Social media platforms prioritize talking over listening, global over local, individual over community, speed over accuracy, sharing over understanding. Libraries prioritize reading, emphasize a globally aware local grounding, foster community, prioritize evidence-based understanding and trace their roots to quiet contemplation. What if social media platforms adapted to be more like libraries with their emphasis on learning and less like today’s schoolyard screaming matches?
The Web has long been described as the Library 2.0, a digital reincarnation of the knowledge centers that have long propelled society. Yet libraries are based upon the concepts of curation and gatekeeping. A tinfoil conspiracy theorist won’t have their self-published book of magical medical cures on the same shelf as a reference work from the Mayo Clinic. Fiction books are shelved in an entirely different place than non-fiction. Reference works are separated from opinion pieces.

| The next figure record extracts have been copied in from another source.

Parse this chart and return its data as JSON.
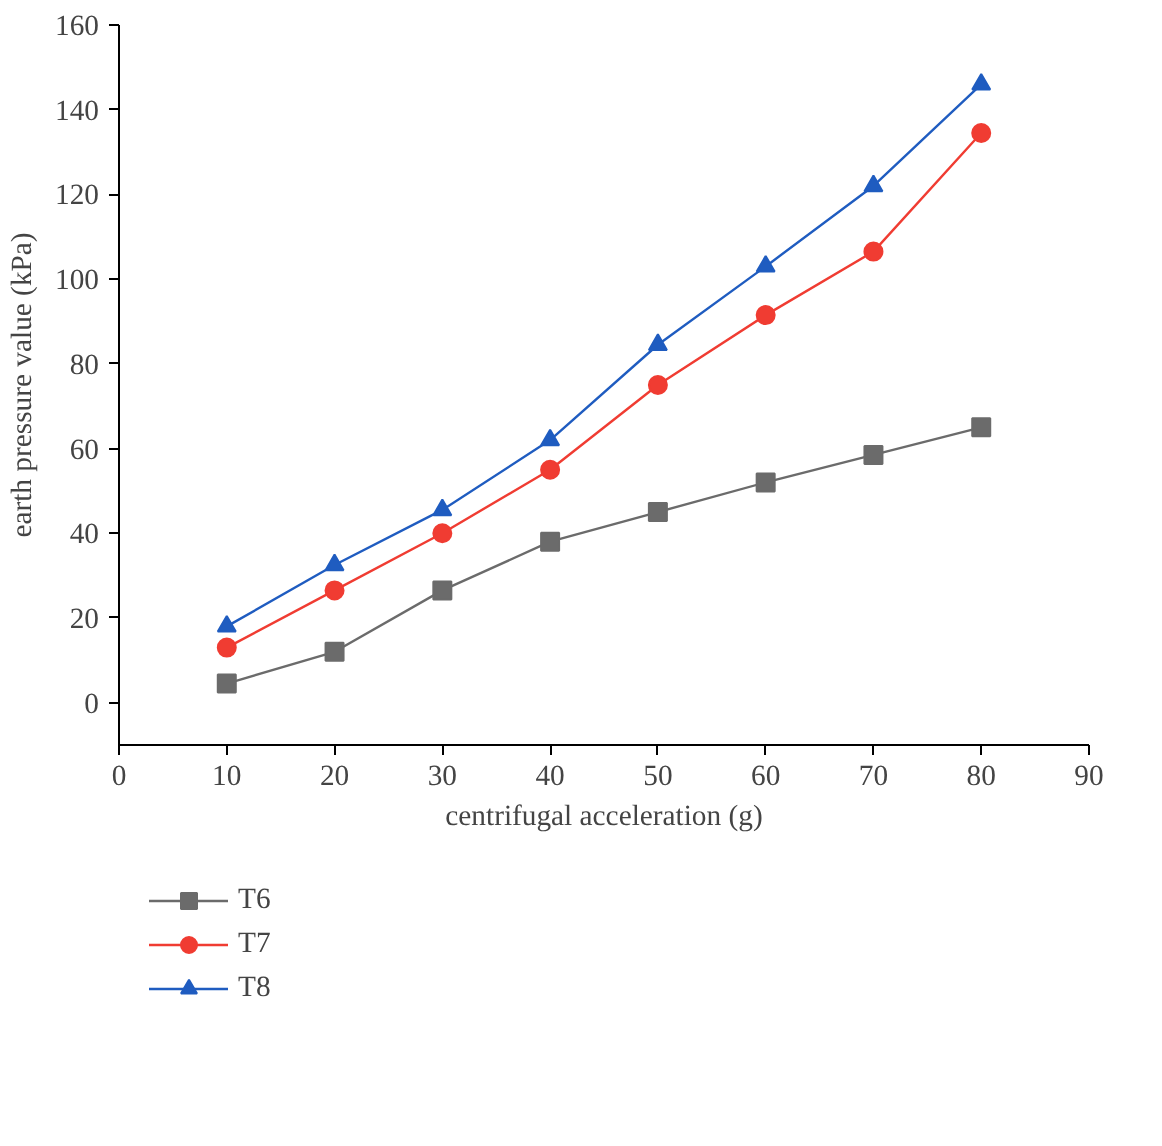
{
  "chart_data": {
    "type": "line",
    "xlabel": "centrifugal acceleration (g)",
    "ylabel": "earth pressure value (kPa)",
    "x": [
      10,
      20,
      30,
      40,
      50,
      60,
      70,
      80
    ],
    "series": [
      {
        "name": "T6",
        "color": "#6b6b6b",
        "marker": "square",
        "values": [
          4.5,
          12,
          26.5,
          38,
          45,
          52,
          58.5,
          65
        ]
      },
      {
        "name": "T7",
        "color": "#f03c32",
        "marker": "circle",
        "values": [
          13,
          26.5,
          40,
          55,
          75,
          91.5,
          106.5,
          134.5
        ]
      },
      {
        "name": "T8",
        "color": "#1f5cc0",
        "marker": "triangle",
        "values": [
          18,
          32.5,
          45.5,
          62,
          84.5,
          103,
          122,
          146
        ]
      }
    ],
    "xlim": [
      0,
      90
    ],
    "xticks": [
      0,
      10,
      20,
      30,
      40,
      50,
      60,
      70,
      80,
      90
    ],
    "ylim": [
      -10,
      160
    ],
    "yticks": [
      0,
      20,
      40,
      60,
      80,
      100,
      120,
      140,
      160
    ],
    "grid": false,
    "legend": "bottom left",
    "line_style": "solid"
  }
}
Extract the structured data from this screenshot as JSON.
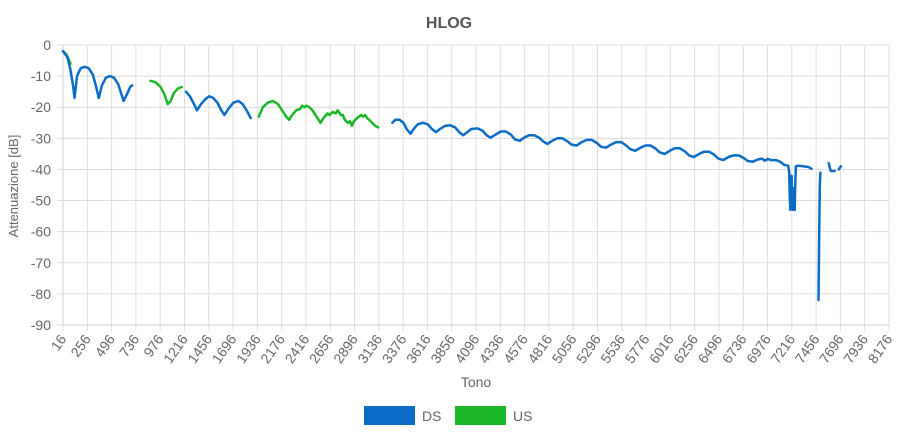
{
  "chart_data": {
    "type": "line",
    "title": "HLOG",
    "xlabel": "Tono",
    "ylabel": "Attenuazione [dB]",
    "xlim": [
      16,
      8176
    ],
    "ylim": [
      -90,
      0
    ],
    "x_ticks": [
      "16",
      "256",
      "496",
      "736",
      "976",
      "1216",
      "1456",
      "1696",
      "1936",
      "2176",
      "2416",
      "2656",
      "2896",
      "3136",
      "3376",
      "3616",
      "3856",
      "4096",
      "4336",
      "4576",
      "4816",
      "5056",
      "5296",
      "5536",
      "5776",
      "6016",
      "6256",
      "6496",
      "6736",
      "6976",
      "7216",
      "7456",
      "7696",
      "7936",
      "8176"
    ],
    "y_ticks": [
      "0",
      "-10",
      "-20",
      "-30",
      "-40",
      "-50",
      "-60",
      "-70",
      "-80",
      "-90"
    ],
    "grid": true,
    "legend_position": "bottom-center",
    "series": [
      {
        "name": "DS",
        "color": "#0a6cc4",
        "segments": [
          [
            [
              16,
              -2
            ],
            [
              60,
              -4
            ],
            [
              90,
              -8
            ],
            [
              115,
              -13
            ],
            [
              130,
              -17
            ],
            [
              155,
              -10
            ],
            [
              190,
              -7.5
            ],
            [
              230,
              -7
            ],
            [
              270,
              -7.5
            ],
            [
              310,
              -9.5
            ],
            [
              340,
              -13
            ],
            [
              370,
              -17
            ],
            [
              400,
              -13
            ],
            [
              440,
              -10.5
            ],
            [
              480,
              -10
            ],
            [
              520,
              -10.5
            ],
            [
              560,
              -12.5
            ],
            [
              590,
              -15.5
            ],
            [
              615,
              -18
            ],
            [
              645,
              -16
            ],
            [
              680,
              -13.5
            ],
            [
              700,
              -13
            ]
          ],
          [
            [
              1230,
              -15
            ],
            [
              1270,
              -16.5
            ],
            [
              1310,
              -19
            ],
            [
              1340,
              -21
            ],
            [
              1380,
              -19
            ],
            [
              1420,
              -17.5
            ],
            [
              1460,
              -16.5
            ],
            [
              1500,
              -17
            ],
            [
              1540,
              -18.5
            ],
            [
              1580,
              -21
            ],
            [
              1610,
              -22.5
            ],
            [
              1650,
              -20.5
            ],
            [
              1700,
              -18.5
            ],
            [
              1750,
              -18
            ],
            [
              1790,
              -19
            ],
            [
              1830,
              -21
            ],
            [
              1870,
              -23.5
            ]
          ],
          [
            [
              3270,
              -25
            ],
            [
              3300,
              -24
            ],
            [
              3340,
              -24
            ],
            [
              3380,
              -25
            ],
            [
              3410,
              -27
            ],
            [
              3450,
              -28.5
            ],
            [
              3480,
              -27
            ],
            [
              3520,
              -25.5
            ],
            [
              3570,
              -25
            ],
            [
              3620,
              -25.5
            ],
            [
              3660,
              -27
            ],
            [
              3700,
              -28
            ],
            [
              3740,
              -27
            ],
            [
              3790,
              -26
            ],
            [
              3840,
              -25.8
            ],
            [
              3890,
              -26.5
            ],
            [
              3930,
              -28
            ],
            [
              3970,
              -29
            ],
            [
              4010,
              -28
            ],
            [
              4050,
              -27
            ],
            [
              4110,
              -26.8
            ],
            [
              4160,
              -27.5
            ],
            [
              4200,
              -29
            ],
            [
              4240,
              -29.8
            ],
            [
              4290,
              -28.8
            ],
            [
              4340,
              -27.8
            ],
            [
              4390,
              -27.8
            ],
            [
              4440,
              -28.8
            ],
            [
              4480,
              -30.3
            ],
            [
              4530,
              -30.8
            ],
            [
              4570,
              -29.8
            ],
            [
              4620,
              -29
            ],
            [
              4670,
              -29
            ],
            [
              4720,
              -29.8
            ],
            [
              4760,
              -31
            ],
            [
              4800,
              -31.8
            ],
            [
              4850,
              -30.8
            ],
            [
              4900,
              -30
            ],
            [
              4950,
              -30
            ],
            [
              5000,
              -31
            ],
            [
              5040,
              -32
            ],
            [
              5090,
              -32.3
            ],
            [
              5140,
              -31.2
            ],
            [
              5190,
              -30.5
            ],
            [
              5240,
              -30.5
            ],
            [
              5290,
              -31.5
            ],
            [
              5330,
              -32.7
            ],
            [
              5380,
              -33
            ],
            [
              5430,
              -32
            ],
            [
              5480,
              -31.2
            ],
            [
              5530,
              -31.2
            ],
            [
              5580,
              -32.3
            ],
            [
              5620,
              -33.5
            ],
            [
              5670,
              -34
            ],
            [
              5720,
              -33
            ],
            [
              5770,
              -32.3
            ],
            [
              5820,
              -32.3
            ],
            [
              5870,
              -33.3
            ],
            [
              5910,
              -34.5
            ],
            [
              5960,
              -35
            ],
            [
              6010,
              -34
            ],
            [
              6060,
              -33.2
            ],
            [
              6110,
              -33.2
            ],
            [
              6160,
              -34.2
            ],
            [
              6200,
              -35.5
            ],
            [
              6250,
              -36
            ],
            [
              6300,
              -35
            ],
            [
              6350,
              -34.3
            ],
            [
              6400,
              -34.3
            ],
            [
              6450,
              -35.3
            ],
            [
              6490,
              -36.5
            ],
            [
              6540,
              -37
            ],
            [
              6590,
              -36
            ],
            [
              6640,
              -35.5
            ],
            [
              6690,
              -35.5
            ],
            [
              6740,
              -36.3
            ],
            [
              6780,
              -37.3
            ],
            [
              6830,
              -37.5
            ],
            [
              6880,
              -36.8
            ],
            [
              6920,
              -36.5
            ],
            [
              6950,
              -37.2
            ],
            [
              6980,
              -36.6
            ],
            [
              7010,
              -37
            ],
            [
              7060,
              -37
            ],
            [
              7100,
              -37.5
            ],
            [
              7140,
              -38.5
            ],
            [
              7180,
              -38.8
            ],
            [
              7190,
              -41
            ],
            [
              7196,
              -49
            ],
            [
              7202,
              -53
            ],
            [
              7208,
              -45
            ],
            [
              7214,
              -42
            ],
            [
              7220,
              -49
            ],
            [
              7226,
              -53
            ],
            [
              7232,
              -46
            ],
            [
              7238,
              -52
            ],
            [
              7244,
              -53
            ],
            [
              7250,
              -44
            ],
            [
              7256,
              -39
            ],
            [
              7280,
              -38.8
            ],
            [
              7330,
              -39
            ],
            [
              7380,
              -39.2
            ],
            [
              7410,
              -39.8
            ]
          ],
          [
            [
              7480,
              -82
            ],
            [
              7486,
              -60
            ],
            [
              7492,
              -45
            ],
            [
              7498,
              -41
            ]
          ],
          [
            [
              7580,
              -38
            ],
            [
              7600,
              -40.5
            ],
            [
              7640,
              -40.5
            ]
          ],
          [
            [
              7680,
              -40
            ],
            [
              7700,
              -39
            ]
          ]
        ]
      },
      {
        "name": "US",
        "color": "#1ab829",
        "segments": [
          [
            [
              16,
              -2
            ],
            [
              50,
              -3
            ],
            [
              90,
              -6
            ]
          ],
          [
            [
              880,
              -11.5
            ],
            [
              930,
              -12
            ],
            [
              980,
              -13.5
            ],
            [
              1020,
              -16
            ],
            [
              1050,
              -19
            ],
            [
              1080,
              -18
            ],
            [
              1110,
              -15.5
            ],
            [
              1150,
              -14
            ],
            [
              1190,
              -13.5
            ]
          ],
          [
            [
              1950,
              -23
            ],
            [
              1990,
              -20
            ],
            [
              2040,
              -18.5
            ],
            [
              2090,
              -18
            ],
            [
              2140,
              -19
            ],
            [
              2180,
              -21
            ],
            [
              2220,
              -23
            ],
            [
              2250,
              -24
            ],
            [
              2280,
              -22.5
            ],
            [
              2320,
              -21
            ],
            [
              2360,
              -20.5
            ],
            [
              2380,
              -19.5
            ],
            [
              2400,
              -20
            ],
            [
              2420,
              -19.5
            ],
            [
              2450,
              -20
            ],
            [
              2480,
              -21
            ],
            [
              2510,
              -22.5
            ],
            [
              2540,
              -24
            ],
            [
              2560,
              -25
            ],
            [
              2580,
              -24
            ],
            [
              2600,
              -23
            ],
            [
              2630,
              -22
            ],
            [
              2650,
              -22.5
            ],
            [
              2680,
              -21.5
            ],
            [
              2710,
              -22
            ],
            [
              2730,
              -21
            ],
            [
              2760,
              -22.5
            ],
            [
              2780,
              -22.5
            ],
            [
              2800,
              -24
            ],
            [
              2830,
              -25
            ],
            [
              2850,
              -24.5
            ],
            [
              2870,
              -26
            ],
            [
              2890,
              -24.5
            ],
            [
              2920,
              -23.5
            ],
            [
              2940,
              -23
            ],
            [
              2960,
              -22.5
            ],
            [
              2980,
              -23
            ],
            [
              3000,
              -22.5
            ],
            [
              3020,
              -23.5
            ],
            [
              3040,
              -24
            ],
            [
              3070,
              -25
            ],
            [
              3100,
              -26
            ],
            [
              3130,
              -26.5
            ]
          ]
        ]
      }
    ]
  }
}
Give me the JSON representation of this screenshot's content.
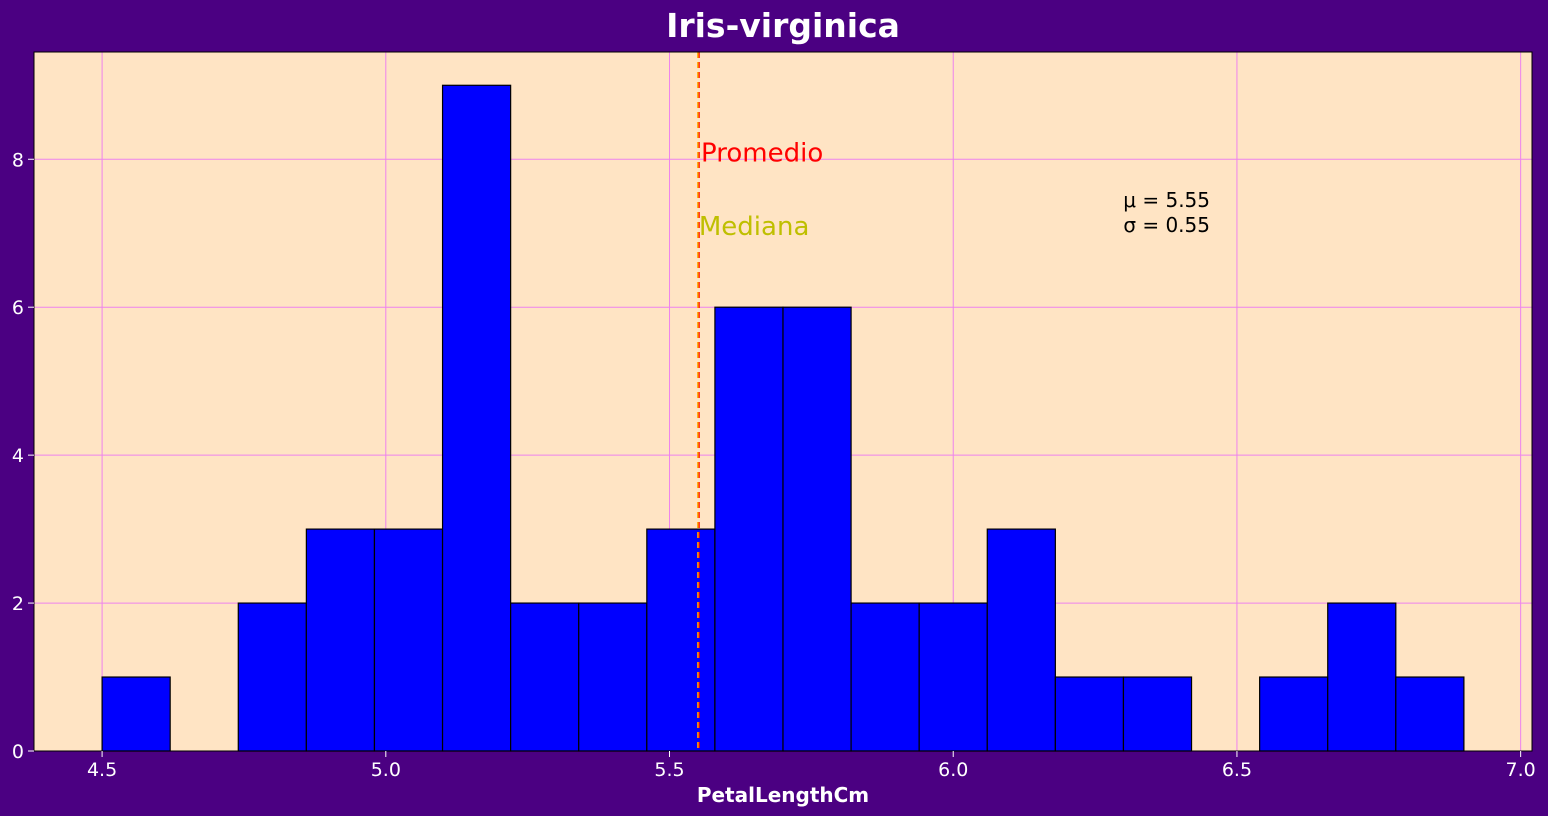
{
  "chart_data": {
    "type": "bar",
    "title": "Iris-virginica",
    "xlabel": "PetalLengthCm",
    "ylabel": "",
    "xlim": [
      4.38,
      7.02
    ],
    "ylim": [
      0,
      9.45
    ],
    "xticks": [
      4.5,
      5.0,
      5.5,
      6.0,
      6.5,
      7.0
    ],
    "xtick_labels": [
      "4.5",
      "5.0",
      "5.5",
      "6.0",
      "6.5",
      "7.0"
    ],
    "yticks": [
      0,
      2,
      4,
      6,
      8
    ],
    "ytick_labels": [
      "0",
      "2",
      "4",
      "6",
      "8"
    ],
    "grid": true,
    "bin_edges": [
      4.5,
      4.62,
      4.74,
      4.86,
      4.98,
      5.1,
      5.22,
      5.34,
      5.46,
      5.58,
      5.7,
      5.82,
      5.94,
      6.06,
      6.18,
      6.3,
      6.42,
      6.54,
      6.66,
      6.78,
      6.9
    ],
    "values": [
      1,
      0,
      2,
      3,
      3,
      9,
      2,
      2,
      3,
      6,
      6,
      2,
      2,
      3,
      1,
      1,
      0,
      1,
      2,
      1
    ],
    "mean": 5.552,
    "median": 5.55,
    "annotations": {
      "mean_label": "Promedio",
      "median_label": "Mediana",
      "mu_text": "μ = 5.55",
      "sigma_text": "σ = 0.55"
    },
    "colors": {
      "figure_bg": "#4b0082",
      "axes_bg": "#ffe4c4",
      "bar": "#0000ff",
      "bar_edge": "#000000",
      "grid": "#ee82ee",
      "mean_line": "#ff0000",
      "median_line": "#ffa500",
      "mean_label": "#ff0000",
      "median_label": "#bfbf00",
      "title": "#ffffff",
      "tick_label": "#ffffff",
      "stats_text": "#000000"
    }
  }
}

Social media eliminates all of these distinctions, mashing anything and everything together without any ability to tell fact from fiction, evidence from opinion.
Most importantly, social media emphasizes speaking over listening.
On social media, there are no rewards for quietly and thoughtfully consuming the content of others. The only recognition comes from shouting one’s own uninformed opinion to the world.
In stark contrast, libraries are about research, learning, trusted sources and quiet contemplation. Content is clearly separated by genre, meaning personal opinion and fictional accounts are physically delineated from reference works and evidence-based documentaries.
Libraries are primarily places designed for consumption rather than production. A library is not typically the place to go to broadcast one’s thoughts to the world. Few libraries are equipped to mass publish books or flyers or mail them all across the world. They are places where one comes to consume the wisdom, musings and entertainment of others.
They are also places where communities come together and the bonds that draw people together are strengthened. Community programs, meeting rooms, performance stages, maker spaces, children’s corners and countless other initiatives mean libraries are part knowledge repository and part community center. They are a place where neighbors catch up and strangers meet one another.
Libraries are places we come to be enlightened and entertained.
Libraries are, in many ways, the inverse of social media.
What if social media platforms were more like libraries?
They would emphasize listening over speaking. Community over the individual. Local over global. They would also clearly delineate fact from fiction, opinion from evidence, using interface mechanisms to help users separate these much as libraries have long done.
In fact, social platforms are beginning to pivot back towards community, with Facebook placing the concept of community as central to its future. Platforms are beginning to emphasize geographic proximity and friendship ties in surfacing information. They are also exploring tools like fact checking partnerships to distinguish fact from fiction, though only in response to falsehoods rather than as a proactive cataloging mechanism.
Yet most importantly they are still not addressing their prioritization of speaking over listening. Until this is solved, they will struggle to solve issues surrounding the spread of falsehoods that revolve around prioritizing speed over accuracy.
In the end, rather than accepting today’s social platforms as the inevitable form of global communication, it is worth thinking what might happen if they were a little more like libraries.